I found that I was already familiar with one of Vermeer's paintings, Girl with a Pearl Earring, possibly due to its use as an example image in computer vision.


Then I stumbled upon Tim's Vermeer, a documentary made by Penn and Teller about an inventor (and successful company founder) named Tim Jenison who had a side-project (bordering on obsession) to understand how Vermeer captured such realistic lighting in paintings and then do so himself.

He ultimately figured out a combination of two mirrors that enable you to color match what's painted exactly to the real scene. It turns the process of painting a brilliant masterpiece into something mechanical, essentially a manual photograph machine with a person holding a paintbrush in the middle.

He starts out copying an old black-and-white photograph this way:


The results are phenomenal! Tim says this was the first painting he's ever made and it was a wholly mechanical process of copying the color he saw in the mirror.

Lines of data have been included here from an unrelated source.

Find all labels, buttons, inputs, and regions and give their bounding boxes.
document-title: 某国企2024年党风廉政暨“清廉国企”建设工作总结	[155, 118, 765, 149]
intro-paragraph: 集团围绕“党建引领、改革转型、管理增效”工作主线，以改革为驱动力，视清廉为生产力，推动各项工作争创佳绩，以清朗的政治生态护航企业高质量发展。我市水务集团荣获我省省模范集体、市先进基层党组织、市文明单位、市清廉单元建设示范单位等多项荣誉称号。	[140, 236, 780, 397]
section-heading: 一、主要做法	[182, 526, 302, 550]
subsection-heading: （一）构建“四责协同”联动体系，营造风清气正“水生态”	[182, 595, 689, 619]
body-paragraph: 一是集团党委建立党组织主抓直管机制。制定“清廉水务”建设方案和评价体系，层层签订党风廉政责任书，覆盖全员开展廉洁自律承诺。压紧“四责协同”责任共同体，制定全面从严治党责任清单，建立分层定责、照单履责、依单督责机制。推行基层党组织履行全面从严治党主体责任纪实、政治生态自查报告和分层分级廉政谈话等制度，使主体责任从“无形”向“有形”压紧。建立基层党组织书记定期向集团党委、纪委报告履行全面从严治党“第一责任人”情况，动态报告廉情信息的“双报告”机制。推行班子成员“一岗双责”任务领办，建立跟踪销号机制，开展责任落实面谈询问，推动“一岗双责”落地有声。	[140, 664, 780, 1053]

After that successful proof of concept, Tim sets out to completely recreate one of Vermeer's most detailed paintings.

Check out the full documentary (it's only 80 minutes long and you can watch it faster than 1x) to see how he first replicates the physical space and then reproduces the painting. The painting itself takes 130 days.

Here are some snapshots of the mirror setup and the final painting:




By the end of the documentary, I'm convinced that Vermeer used a setup like Tim's. Here's why:

- At one point, Tim realizes that the mirrors cause slight visual distortion in the form of curving of straight lines. He looks at the original Vermeer and discovers the same distortion!
- The lighting in Vermeer paintings goes beyond what the human visual system can detect across the size of the rooms in the paintings
- The fine detail in the rug in the painting is not perceivable from the artist's distance without the magnifying help of the mirrors
- And several more visual quirks of Vermeer's paintings shown in the documentary

But don't take my word for it - check it out yourself!